Scientists at the University of Wisconsin in Madison (USA) have discovered one of the key reasons for the dispersal of people on Earth and the emergence of human civilization. It was the climatic changes caused by the oscillations of the Earth's axis. This was announced in a press release on Phys.org.
Researchers have tracked climate and vegetation changes in Africa, Arabia and the Mediterranean over the past 140,000 years. The paper describes a dynamic model that shows when regions were wetter or drier and vegetation cover provided migration corridors for people.
The model shows that about 125,000 years ago, there was an increase in the summer monsoon rainfall in northern Africa and the Arabian Peninsula. This led to a decrease in the area of the deserts of the Sahara and Arabia due to the expansion of pastures. In the Mediterranean and the Levant (an area that includes Syria, Lebanon, Jordan, Israel and Palestine), winter precipitation also increased.

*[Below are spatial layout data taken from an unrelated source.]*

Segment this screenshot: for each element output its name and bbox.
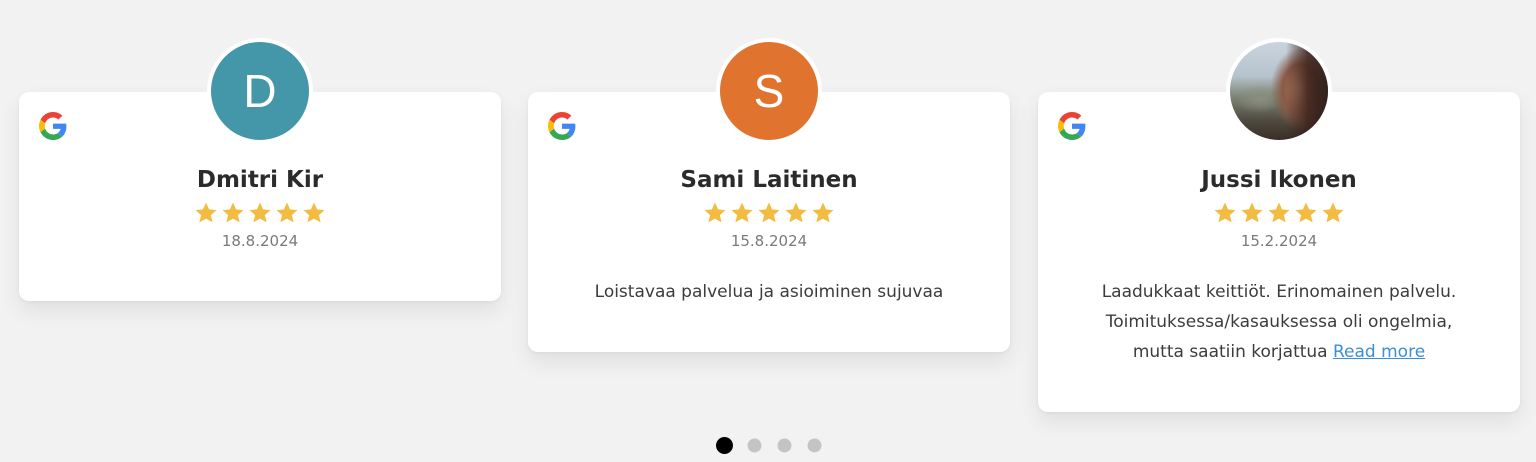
- avatar-letter: S: [753, 65, 785, 117]
- star-rating: [1038, 201, 1520, 225]
- google-icon: [1058, 112, 1086, 140]
- avatar: S: [716, 38, 822, 144]
- reviews-carousel: D Dmitri Kir 18.8.2024 S Sami Laitinen 1…: [0, 0, 1536, 462]
- star-icon: [275, 201, 299, 225]
- avatar: [1226, 38, 1332, 144]
- reviewer-name: Sami Laitinen: [680, 167, 858, 193]
- review-text-line: Toimituksessa/kasauksessa oli ongelmia,: [1105, 312, 1453, 332]
- star-icon: [730, 201, 754, 225]
- review-card: S Sami Laitinen 15.8.2024 Loistavaa palv…: [528, 38, 1010, 352]
- star-icon: [811, 201, 835, 225]
- star-icon: [784, 201, 808, 225]
- star-icon: [757, 201, 781, 225]
- star-icon: [248, 201, 272, 225]
- google-icon: [548, 112, 576, 140]
- review-date: 15.2.2024: [1240, 232, 1318, 250]
- review-text: Laadukkaat keittiöt. Erinomainen palvelu…: [1079, 277, 1479, 367]
- star-icon: [1240, 201, 1264, 225]
- pagination-dot[interactable]: [747, 438, 762, 453]
- reviewer-name: Dmitri Kir: [196, 167, 324, 193]
- review-text: Loistavaa palvelua ja asioiminen sujuvaa: [594, 282, 944, 302]
- star-icon: [194, 201, 218, 225]
- review-card: D Dmitri Kir 18.8.2024: [19, 38, 501, 301]
- review-date: 18.8.2024: [221, 232, 299, 250]
- pagination-dot[interactable]: [807, 438, 822, 453]
- review-date: 15.8.2024: [730, 232, 808, 250]
- star-icon: [1294, 201, 1318, 225]
- star-icon: [1267, 201, 1291, 225]
- pagination-dot[interactable]: [716, 437, 733, 454]
- avatar: D: [207, 38, 313, 144]
- avatar-photo: [1286, 42, 1328, 140]
- review-text-line: Laadukkaat keittiöt. Erinomainen palvelu…: [1101, 282, 1457, 302]
- reviewer-name: Jussi Ikonen: [1201, 167, 1357, 193]
- carousel-pagination: [716, 437, 823, 454]
- star-icon: [302, 201, 326, 225]
- star-icon: [221, 201, 245, 225]
- star-icon: [1321, 201, 1345, 225]
- review-card: Jussi Ikonen 15.2.2024 Laadukkaat keitti…: [1038, 38, 1520, 412]
- read-more-link[interactable]: Read more: [1333, 342, 1425, 362]
- pagination-dot[interactable]: [777, 438, 792, 453]
- google-icon: [39, 112, 67, 140]
- star-icon: [1213, 201, 1237, 225]
- star-rating: [528, 201, 1010, 225]
- star-icon: [703, 201, 727, 225]
- star-rating: [19, 201, 501, 225]
- avatar-letter: D: [243, 65, 277, 117]
- review-text-line: mutta saatiin korjattua: [1132, 342, 1328, 362]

These changes are due to the position of the Earth relative to the Sun. The northern hemisphere was closer to the sun in summer than the southern one, and farther in winter. This contributed to warm, humid summers and cold winters.
About 70-15 thousand years ago, there was an ice age on Earth, while the presence of ice sheets intensified winter Mediterranean storms and led to a drier climate and shrinking ice sheets near the equator. This facilitated the migration of settling people to humid areas with a large number of plants.